Si parla già di svolta nel giallo di Denis Bergamini, ex calciatore del Cosenza Calcio, morto a 27 anni il 18 novembre 1989 lungo la Statale 106 Jonica, nei pressi di Roseto Capo Spulico. Sin da subito la morte dello sportivo fu archiviata come “suicidio” ma solo a distanza di 28 anni potrebbe finalmente giungere l’attesa verità su quanto accadde realmente su quella strada a pochi chilometri da Cosenza. Ad occuparsi del caso sarà stasera la trasmissione Quarto Grado che torna ad interrogarsi sulla fine di Bergamini riproponendo tutti i dubbi della famiglia, a partire dalla sorella Donata, che non ha mai voluto credere all’ipotesi avanzata dagli inquirenti. A smentire ora quella versione rimasta inalterata per quasi tre decenni è stata una superperizia medico-legale compiuta sulla salma del calciatore, riesumata il 10 luglio scorso dopo la riapertura delle indagini. Ebbene, da quei risultati verrebbe meno l’ipotesi secondo la quale Denis si sarebbe gettato volontariamente sotto un camion in transito. Il 27enne, infatti, sarebbe morto per soffocamento. E’ questo che emerge dai risultati della perizia eseguita attraverso accertamenti sofisticati e tac tridimensionali sui resti dell’uomo. Una svolta importantissima che rafforzerebbe la tesi della Procura fermamente convinta che il giocatore sia stato ucciso. Ad oggi sono indagati la ex fidanzata della vittima, Isabella Internò e l’autista del camion Raffaele Pisano. Le accuse a loro carico sono gravissime poiché si parla di omicidio volontario aggravato dalla premeditazione, dai futili e abbietti motivi e dalle sevizie, in concorso.
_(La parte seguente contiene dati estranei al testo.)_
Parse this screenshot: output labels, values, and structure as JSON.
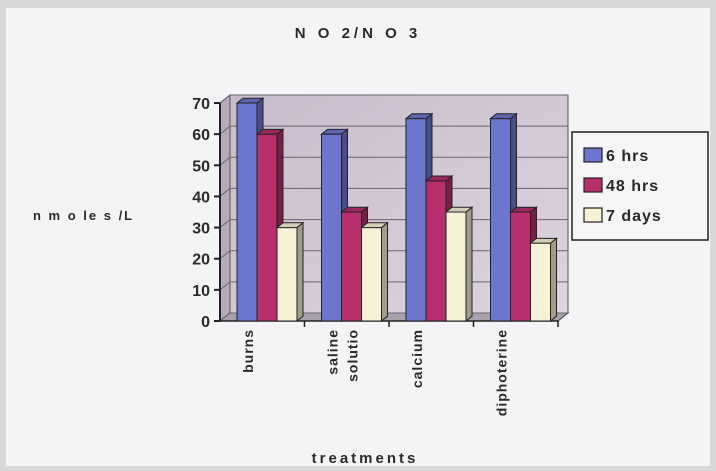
{
  "chart_data": {
    "type": "bar",
    "title": "N O 2/N O 3",
    "xlabel": "treatments",
    "ylabel": "n m o le s /L",
    "categories": [
      "burns",
      "saline solutio",
      "calcium",
      "diphoterine"
    ],
    "series": [
      {
        "name": "6 hrs",
        "values": [
          70,
          60,
          65,
          65
        ],
        "color": "#6d76cf"
      },
      {
        "name": "48 hrs",
        "values": [
          60,
          35,
          45,
          35
        ],
        "color": "#b82f6d"
      },
      {
        "name": "7 days",
        "values": [
          30,
          30,
          35,
          25
        ],
        "color": "#f7f2d6"
      }
    ],
    "ylim": [
      0,
      70
    ],
    "yticks": [
      "0",
      "10",
      "20",
      "30",
      "40",
      "50",
      "60",
      "70"
    ],
    "grid": true,
    "legend": "right"
  }
}
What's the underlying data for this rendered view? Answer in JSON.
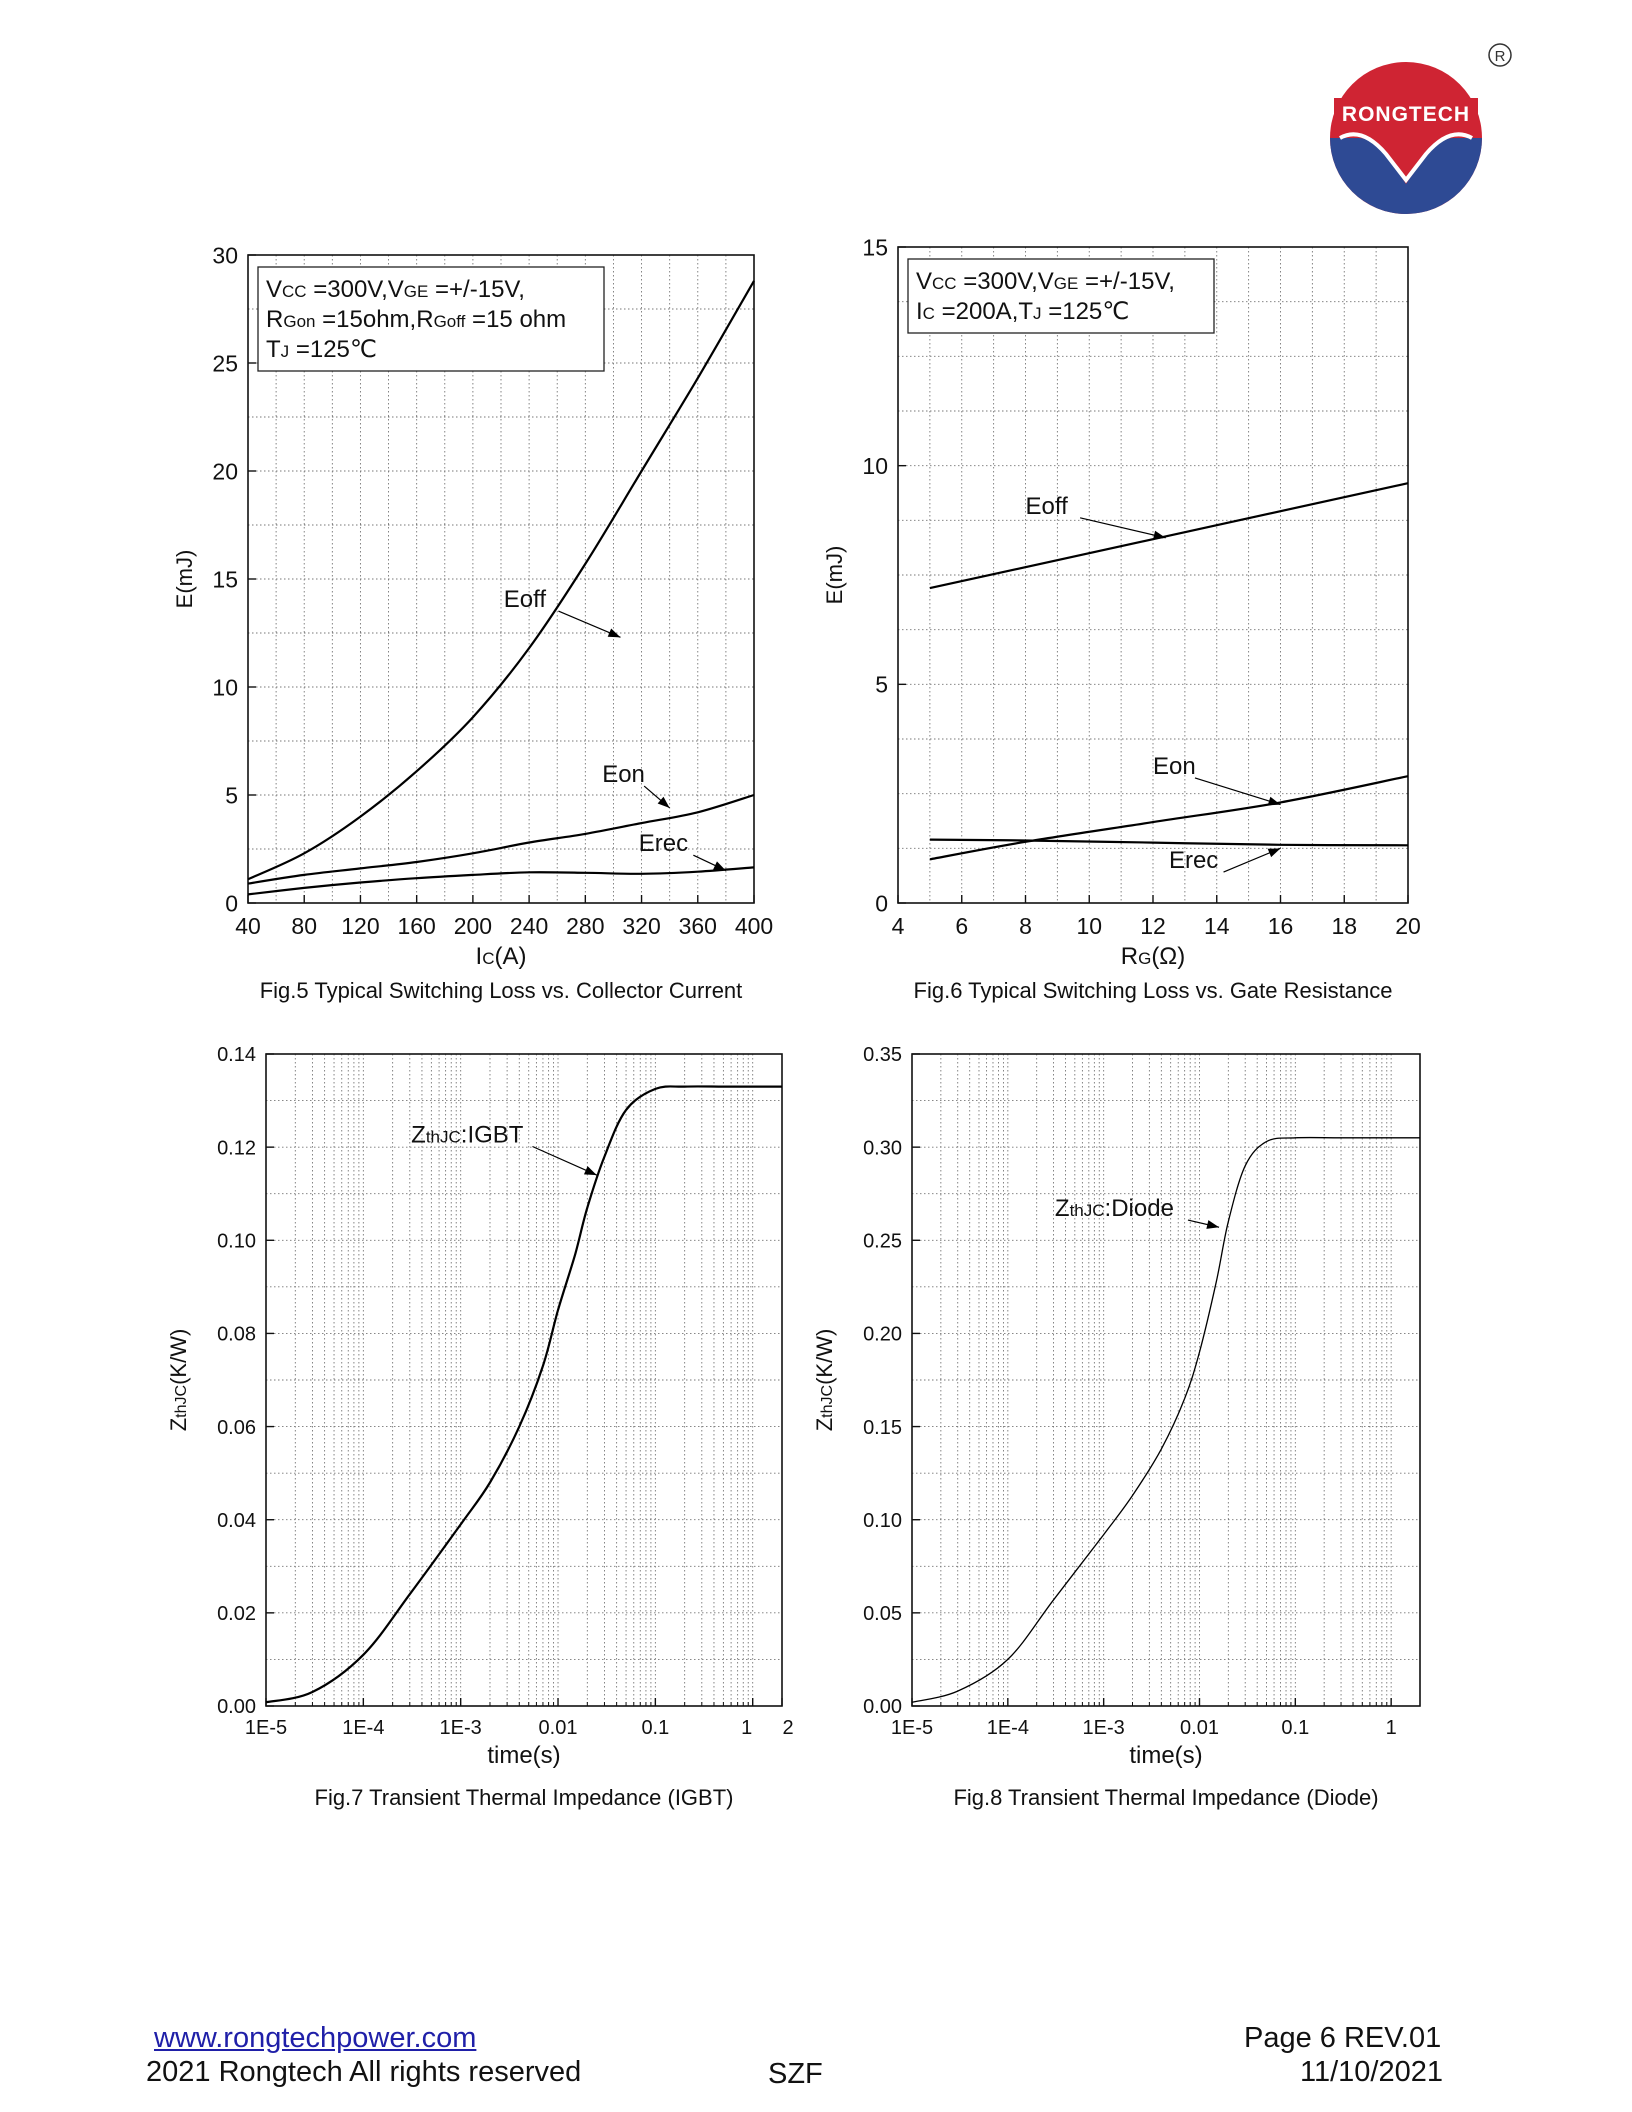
{
  "brand": {
    "name": "RONGTECH",
    "registered": "®",
    "colors": {
      "red": "#cf2433",
      "blue": "#2e4a94"
    }
  },
  "footer": {
    "url": "www.rongtechpower.com",
    "copyright": "2021 Rongtech All rights reserved",
    "author": "SZF",
    "page": "Page 6  REV.01",
    "date": "11/10/2021"
  },
  "chart_data": [
    {
      "id": "fig5",
      "type": "line",
      "title": "Fig.5 Typical Switching Loss vs. Collector Current",
      "xlabel": "IC(A)",
      "ylabel": "E(mJ)",
      "xscale": "linear",
      "xlim": [
        40,
        400
      ],
      "ylim": [
        0,
        30
      ],
      "xticks": [
        40,
        80,
        120,
        160,
        200,
        240,
        280,
        320,
        360,
        400
      ],
      "yticks": [
        0,
        5,
        10,
        15,
        20,
        25,
        30
      ],
      "minor_grid": {
        "x": 20,
        "y": 2.5
      },
      "legend_box": {
        "position": "top-left",
        "lines": [
          "VCC =300V,VGE =+/-15V,",
          "RGon =15ohm,RGoff =15 ohm",
          "TJ =125℃"
        ]
      },
      "series": [
        {
          "name": "Eoff",
          "x": [
            40,
            80,
            120,
            160,
            200,
            240,
            280,
            320,
            360,
            400
          ],
          "values": [
            1.1,
            2.3,
            4.0,
            6.1,
            8.6,
            11.8,
            15.7,
            20.0,
            24.3,
            28.8
          ]
        },
        {
          "name": "Eon",
          "x": [
            40,
            80,
            120,
            160,
            200,
            240,
            280,
            320,
            360,
            400
          ],
          "values": [
            0.9,
            1.3,
            1.6,
            1.9,
            2.3,
            2.8,
            3.2,
            3.7,
            4.2,
            5.0
          ]
        },
        {
          "name": "Erec",
          "x": [
            40,
            80,
            120,
            160,
            200,
            240,
            280,
            320,
            360,
            400
          ],
          "values": [
            0.4,
            0.7,
            0.95,
            1.15,
            1.3,
            1.42,
            1.4,
            1.35,
            1.45,
            1.65
          ]
        }
      ],
      "annotations": [
        {
          "text": "Eoff",
          "target": [
            305,
            12.3
          ],
          "label_at": [
            222,
            13.7
          ]
        },
        {
          "text": "Eon",
          "target": [
            340,
            4.4
          ],
          "label_at": [
            292,
            5.6
          ]
        },
        {
          "text": "Erec",
          "target": [
            380,
            1.5
          ],
          "label_at": [
            318,
            2.4
          ]
        }
      ]
    },
    {
      "id": "fig6",
      "type": "line",
      "title": "Fig.6 Typical Switching Loss vs. Gate Resistance",
      "xlabel": "RG(Ω)",
      "ylabel": "E(mJ)",
      "xscale": "linear",
      "xlim": [
        4,
        20
      ],
      "ylim": [
        0,
        15
      ],
      "xticks": [
        4,
        6,
        8,
        10,
        12,
        14,
        16,
        18,
        20
      ],
      "yticks": [
        0,
        5,
        10,
        15
      ],
      "minor_grid": {
        "x": 1,
        "y": 1.25
      },
      "legend_box": {
        "position": "top-left",
        "lines": [
          "VCC =300V,VGE =+/-15V,",
          "IC =200A,TJ =125℃"
        ]
      },
      "series": [
        {
          "name": "Eoff",
          "x": [
            5,
            20
          ],
          "values": [
            7.2,
            9.6
          ]
        },
        {
          "name": "Eon",
          "x": [
            5,
            8,
            12,
            16,
            20
          ],
          "values": [
            1.0,
            1.4,
            1.85,
            2.3,
            2.9
          ]
        },
        {
          "name": "Erec",
          "x": [
            5,
            8,
            12,
            16,
            20
          ],
          "values": [
            1.45,
            1.43,
            1.38,
            1.33,
            1.32
          ]
        }
      ],
      "annotations": [
        {
          "text": "Eoff",
          "target": [
            12.4,
            8.35
          ],
          "label_at": [
            8.0,
            8.9
          ]
        },
        {
          "text": "Eon",
          "target": [
            16.0,
            2.25
          ],
          "label_at": [
            12.0,
            2.95
          ]
        },
        {
          "text": "Erec",
          "target": [
            16.0,
            1.25
          ],
          "label_at": [
            12.5,
            0.8
          ]
        }
      ]
    },
    {
      "id": "fig7",
      "type": "line",
      "title": "Fig.7 Transient Thermal Impedance (IGBT)",
      "xlabel": "time(s)",
      "ylabel": "ZthJC(K/W)",
      "xscale": "log",
      "xlim": [
        1e-05,
        2
      ],
      "ylim": [
        0,
        0.14
      ],
      "xticks": [
        1e-05,
        0.0001,
        0.001,
        0.01,
        0.1,
        1,
        2
      ],
      "xticklabels": [
        "1E-5",
        "1E-4",
        "1E-3",
        "0.01",
        "0.1",
        "1",
        "2"
      ],
      "yticks": [
        0,
        0.02,
        0.04,
        0.06,
        0.08,
        0.1,
        0.12,
        0.14
      ],
      "yticklabels": [
        "0.00",
        "0.02",
        "0.04",
        "0.06",
        "0.08",
        "0.10",
        "0.12",
        "0.14"
      ],
      "minor_grid": {
        "y": 0.01
      },
      "series": [
        {
          "name": "ZthJC:IGBT",
          "x": [
            1e-05,
            3e-05,
            0.0001,
            0.0003,
            0.001,
            0.002,
            0.004,
            0.007,
            0.01,
            0.015,
            0.02,
            0.03,
            0.05,
            0.1,
            0.2,
            0.5,
            1,
            2
          ],
          "values": [
            0.0008,
            0.003,
            0.011,
            0.024,
            0.039,
            0.048,
            0.06,
            0.073,
            0.085,
            0.097,
            0.107,
            0.118,
            0.128,
            0.1325,
            0.133,
            0.133,
            0.133,
            0.133
          ]
        }
      ],
      "annotations": [
        {
          "text": "ZthJC:IGBT",
          "target": [
            0.025,
            0.114
          ],
          "label_at": [
            0.00031,
            0.121
          ]
        }
      ]
    },
    {
      "id": "fig8",
      "type": "line",
      "title": "Fig.8 Transient Thermal Impedance (Diode)",
      "xlabel": "time(s)",
      "ylabel": "ZthJC(K/W)",
      "xscale": "log",
      "xlim": [
        1e-05,
        2
      ],
      "ylim": [
        0,
        0.35
      ],
      "xticks": [
        1e-05,
        0.0001,
        0.001,
        0.01,
        0.1,
        1
      ],
      "xticklabels": [
        "1E-5",
        "1E-4",
        "1E-3",
        "0.01",
        "0.1",
        "1"
      ],
      "yticks": [
        0,
        0.05,
        0.1,
        0.15,
        0.2,
        0.25,
        0.3,
        0.35
      ],
      "yticklabels": [
        "0.00",
        "0.05",
        "0.10",
        "0.15",
        "0.20",
        "0.25",
        "0.30",
        "0.35"
      ],
      "minor_grid": {
        "y": 0.025
      },
      "series": [
        {
          "name": "ZthJC:Diode",
          "x": [
            1e-05,
            3e-05,
            0.0001,
            0.0003,
            0.001,
            0.002,
            0.004,
            0.007,
            0.01,
            0.015,
            0.02,
            0.03,
            0.05,
            0.1,
            0.3,
            1,
            2
          ],
          "values": [
            0.002,
            0.008,
            0.025,
            0.057,
            0.092,
            0.113,
            0.138,
            0.165,
            0.19,
            0.228,
            0.26,
            0.29,
            0.303,
            0.305,
            0.305,
            0.305,
            0.305
          ]
        }
      ],
      "annotations": [
        {
          "text": "ZthJC:Diode",
          "target": [
            0.016,
            0.257
          ],
          "label_at": [
            0.00031,
            0.263
          ]
        }
      ]
    }
  ]
}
Quale ruolo avrebbero avuto nella morte della promessa del calcio italiano? E soprattutto, c’è davvero un (o più) assassino a piede libero a distanza di quasi 30 anni da quel drammatico episodio?
LA RABBIA DELLA SORELLA DONATA
A gettare non poche ombre sulle versioni dei due nomi iscritti nel registro degli indagati non sarebbe solo la famiglia Bergamini, certa che Denis non si fosse potuto togliere la vita. Nel 2010, come rivela il settimanale Giallo, il professor Francesco Maria Avato eseguì sul corpo del calciatore del Cosenza una perizia dalla quale emerse “una certa sofferenza polmonare oltre a una certa sofferenza miocardica”. Il caso fu riaperto nel 2011 con due ulteriori pareri da parte di altrettanti esperti che mettevano in dubbio la morte di Bergamini avvenuta in seguito all’impatto col mezzo. Fu, invece ipotizzata una morte precedente a ciò. Quelle ipotesi acquistano oggi una maggiore importanza alla luce dei risultati della superperizia eseguita sulla salma dello sportivo. In seguito alla nuova e importante svolta è intervenuta anche la sorella della vittima, Donata Bergamini, la quale al quotidiano La Repubblica ha commentato, speranzosa: “I nuovi esami si sono rivelati fondamentali, troppi elementi smentivano il suicidio e ora, dopo 30 anni, ho fiducia nella giustizia”. Nonostante questo non manca la sua rabbia per via dei tempi che si è dovuti attendere prima di giungere a questo: “Prima della seconda archiviazione avevamo chiesto queste analisi”, dice. Con la svolta di oggi si arriva anche alla prima vittoria per la famiglia che non ha mai voluto credere alla tesi del suicidio. La sorella di Bergamini ha però aggiunto: “Ufficialmente non ci è stato comunicato nulla”. Il prossimo 29 novembre ci sarà un incontro con il gip di Castrovillari, “ma ho tanta rabbia dentro, perché i nuovi esami si sono rivelati fondamentali e ne avevamo fatto richiesta prima della seconda archiviazione per suicidio”, ha aggiunto. Ora la terza inchiesta sulla morte del calciatore riparte con nuovi e solidi spunti investigativi che potrebbero finalmente portare alla soluzione del giallo.